07\02\2015 – Sono mesi, ormai, che l’interrogativo resta sempre il medesimo: che destino attende il centrodestra italiano? Non sono tempi felici e non solo per le condizioni in cui si trova Silvio Berlusconi, che, almeno per il momento, è il solo ad essere in grado di riportare ad unità politica le varie posizioni interne ed esterne a Forza Italia, ma anche perché la politica italiana corre, ormai, a ritmi quasi forsennati. Nessuno (o quasi) vuole restare indietro e per non perdere posizioni di privilegio, oltre alla corsa frenetica, si è pronti anche a compiere balzi spropositati. I cambi di casacca, si sa, non sono una novità nella nostra storia e, infatti, non stupiscono più del necessario. Valori, programmi, progetti e prospettive, sono sempre sacrificabili sull’altare della “dea partitocrazia”, vero cancro che riesce ad avvelenare ogni processo democratico, ancora peggio delle stesse mafie.
Sul fenomeno del “trasformismo”, riportiamo alcune righe tratte da un articolo di Orlando Sacchelli sul quotidiano ilgiornale.it.

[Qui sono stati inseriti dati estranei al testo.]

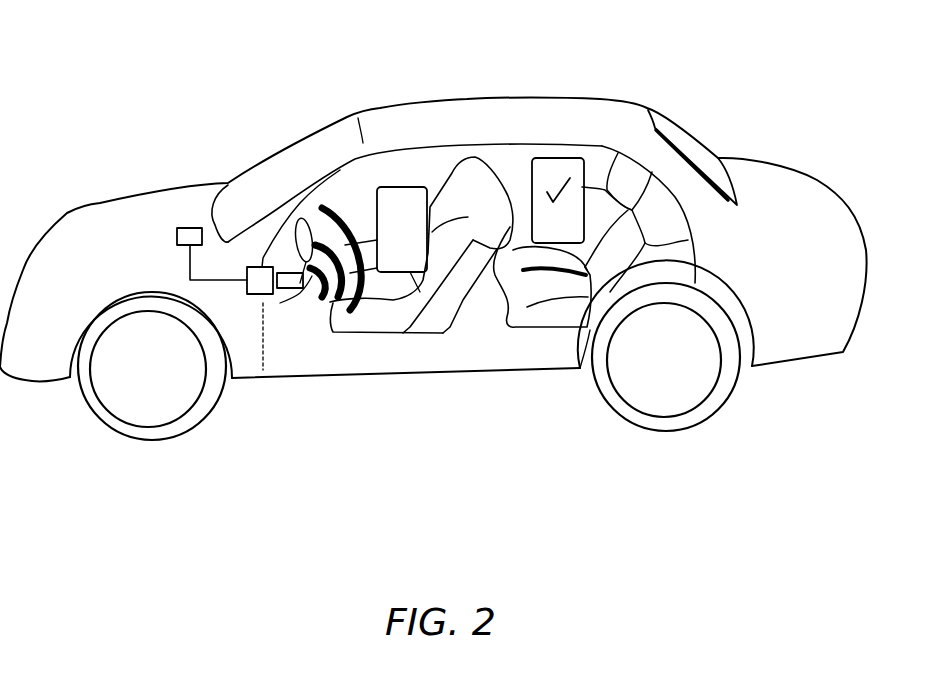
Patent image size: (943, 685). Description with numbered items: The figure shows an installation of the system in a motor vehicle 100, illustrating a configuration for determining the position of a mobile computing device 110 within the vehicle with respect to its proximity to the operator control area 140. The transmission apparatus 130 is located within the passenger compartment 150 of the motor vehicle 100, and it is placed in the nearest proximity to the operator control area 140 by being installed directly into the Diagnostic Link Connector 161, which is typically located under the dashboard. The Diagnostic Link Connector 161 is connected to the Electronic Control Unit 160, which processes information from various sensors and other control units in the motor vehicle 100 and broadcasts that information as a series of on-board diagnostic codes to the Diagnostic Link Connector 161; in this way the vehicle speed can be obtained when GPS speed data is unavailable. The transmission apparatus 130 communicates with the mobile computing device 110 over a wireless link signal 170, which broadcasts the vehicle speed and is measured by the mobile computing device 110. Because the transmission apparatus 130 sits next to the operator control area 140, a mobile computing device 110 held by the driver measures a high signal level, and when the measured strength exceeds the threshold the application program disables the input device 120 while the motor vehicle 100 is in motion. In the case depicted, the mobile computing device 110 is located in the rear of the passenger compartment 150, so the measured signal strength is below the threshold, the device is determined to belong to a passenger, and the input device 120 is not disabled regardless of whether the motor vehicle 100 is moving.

The motor vehicle 100 is at (148, 192).
The mobile computing device 110 is at (397, 195).
The input device 120 is at (558, 165).
The transmission apparatus 130 is at (292, 290).
The operator control area 140 is at (417, 300).
The passenger compartment 150 is at (448, 155).
The Electronic Control Unit 160 is at (190, 228).
The Diagnostic Link Connector 161 is at (258, 295).
The wireless link signal 170 is at (324, 206).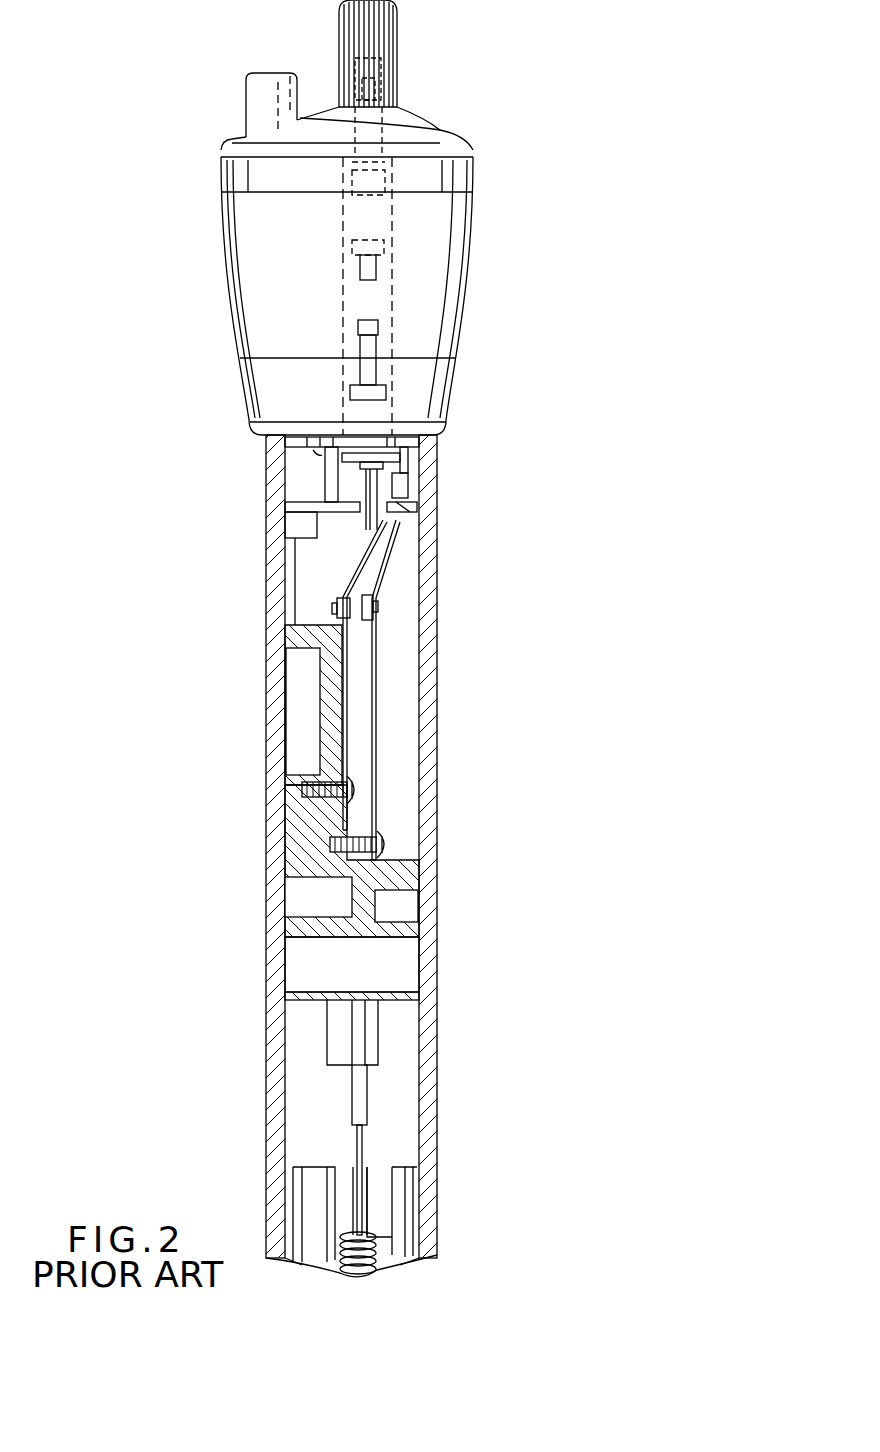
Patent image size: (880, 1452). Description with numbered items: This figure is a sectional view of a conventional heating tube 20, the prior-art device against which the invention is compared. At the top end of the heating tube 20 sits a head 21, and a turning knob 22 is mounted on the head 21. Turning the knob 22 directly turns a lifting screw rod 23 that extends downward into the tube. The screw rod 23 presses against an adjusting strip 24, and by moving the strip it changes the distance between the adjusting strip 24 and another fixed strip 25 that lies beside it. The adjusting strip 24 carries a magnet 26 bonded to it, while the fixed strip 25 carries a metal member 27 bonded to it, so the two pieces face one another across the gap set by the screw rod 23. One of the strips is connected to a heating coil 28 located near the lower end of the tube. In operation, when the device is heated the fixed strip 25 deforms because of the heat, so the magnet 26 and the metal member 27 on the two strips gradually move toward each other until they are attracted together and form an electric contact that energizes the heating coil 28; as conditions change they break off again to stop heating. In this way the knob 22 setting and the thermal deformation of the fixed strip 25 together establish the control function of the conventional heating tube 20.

The heating tube 20 is at (528, 847).
The head 21 is at (243, 270).
The turning knob 22 is at (385, 40).
The lifting screw rod 23 is at (368, 462).
The adjusting strip 24 is at (355, 560).
The fixed strip 25 is at (374, 695).
The magnet 26 is at (336, 608).
The metal member 27 is at (378, 607).
The heating coil 28 is at (365, 1268).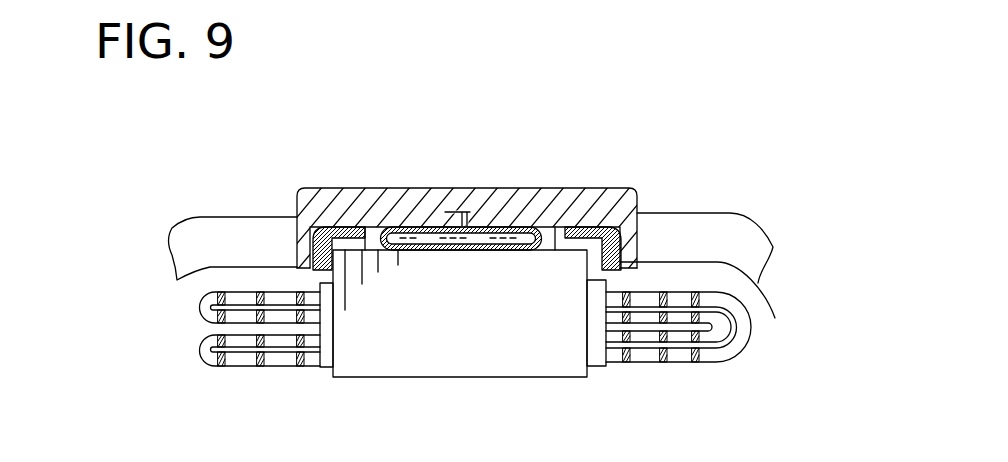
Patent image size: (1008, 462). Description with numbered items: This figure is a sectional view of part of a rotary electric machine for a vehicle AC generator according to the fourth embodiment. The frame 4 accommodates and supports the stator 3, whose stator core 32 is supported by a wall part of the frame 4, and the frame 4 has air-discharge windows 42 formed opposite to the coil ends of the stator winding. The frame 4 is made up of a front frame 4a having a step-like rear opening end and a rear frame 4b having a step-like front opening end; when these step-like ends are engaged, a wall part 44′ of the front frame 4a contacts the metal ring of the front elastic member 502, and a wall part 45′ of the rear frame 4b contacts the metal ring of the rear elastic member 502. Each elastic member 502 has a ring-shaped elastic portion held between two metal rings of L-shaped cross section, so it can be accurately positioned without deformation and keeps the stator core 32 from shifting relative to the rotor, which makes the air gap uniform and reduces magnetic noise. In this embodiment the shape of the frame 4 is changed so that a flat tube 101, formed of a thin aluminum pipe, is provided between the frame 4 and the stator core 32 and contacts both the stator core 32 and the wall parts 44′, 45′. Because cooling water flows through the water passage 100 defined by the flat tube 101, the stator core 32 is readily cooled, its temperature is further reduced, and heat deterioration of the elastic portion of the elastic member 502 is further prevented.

The stator 3 is at (665, 380).
The frame 4 is at (710, 197).
The front frame 4a is at (357, 184).
The rear frame 4b is at (513, 184).
The air-discharge window 42 is at (195, 240).
The wall part of the front frame 44′ is at (313, 207).
The wall part of the rear frame 45′ is at (625, 200).
The elastic member 502 is at (305, 228).
The stator core 32 is at (508, 345).
The water passage 100 is at (417, 253).
The flat tube 101 is at (457, 253).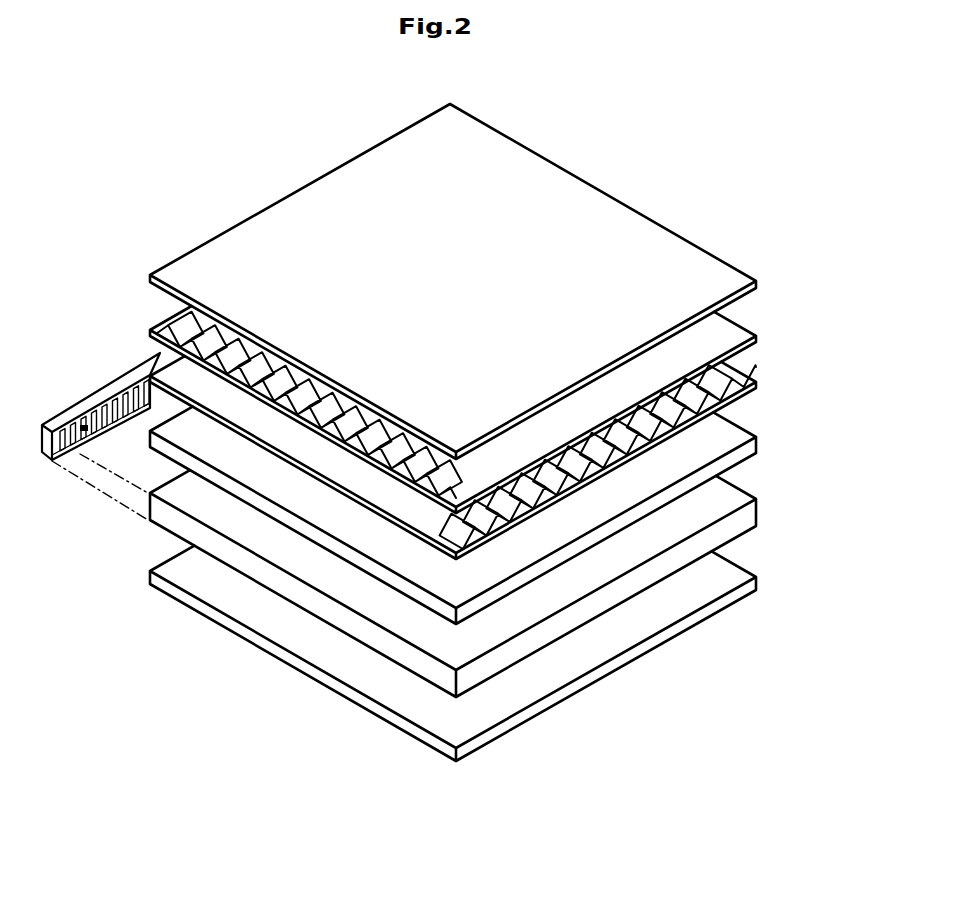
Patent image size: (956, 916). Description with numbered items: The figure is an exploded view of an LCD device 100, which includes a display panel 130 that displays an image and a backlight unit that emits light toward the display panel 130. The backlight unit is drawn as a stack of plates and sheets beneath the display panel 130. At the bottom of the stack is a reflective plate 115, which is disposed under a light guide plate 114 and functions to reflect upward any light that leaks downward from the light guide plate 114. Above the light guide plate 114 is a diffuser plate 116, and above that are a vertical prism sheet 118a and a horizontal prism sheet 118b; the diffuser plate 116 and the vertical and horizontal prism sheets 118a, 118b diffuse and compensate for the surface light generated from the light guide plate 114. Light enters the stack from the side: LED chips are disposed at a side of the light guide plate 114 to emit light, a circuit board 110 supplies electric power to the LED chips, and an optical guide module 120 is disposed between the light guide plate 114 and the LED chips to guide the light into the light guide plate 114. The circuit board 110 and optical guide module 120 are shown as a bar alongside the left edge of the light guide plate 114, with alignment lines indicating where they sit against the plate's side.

“Il trasformismo – si legge – ha origini antiche. Ufficialmente in Italia vede la luce nel 1882, governo Depretis, con il presidente del Consiglio che pubblicamente auspicò l’ingresso nella maggioranza degli esponenti della Destra storica più progressisti”. È trascorso più di un secolo e, dati alla mano, la storia è sempre uguale, tanto è vero che neppure il vento rottamatore renziano è riuscito a spazzare via questo mal costume (per usare un eufemismo) che degrada la democrazia, appunto, a partitocrazia. Ammesso e non concesso che questo obiettivo rientrasse nel panorama riformatore di Renzi, non è stato, pertanto, raggiunto. Anzi, per salvare capra e cavoli, è lo stesso ex sindaco del Pd che plaude alla scelta di coloro che in queste ore (seguendo l’esempio di ci li ha preceduti) sono appena saliti sul carro del segretario del pd, o sono in procinto di salirci, tra ex montiani, ex vendoliani e, probabilmente, ex cinquestelle. Alcuni hanno preferito l’adesione al gruppo misto. Ma non è tutto. Quest’ultima legislatura – quella anche di Renzi, per essere chiari – a quanto sembra mira finanche a battere tutti i record precedenti, dopo essere riuscita nella triste impresa di rimangiarsi quasi interamente la rottamazione, lasciandoci in dote nient’altro che una mera operazione di market o pubblicità. Nel suo articolo, Sacchelli, mette infatti in evidenza come “i ‘cambi di casacca” abbiano toccato l’alta quota di 173, persino superiore a quello della legislatura precedente (160), che aveva visto la crisi del governo Berlusconi e l’instaurazione del governo “tecnico” presieduto da Monti.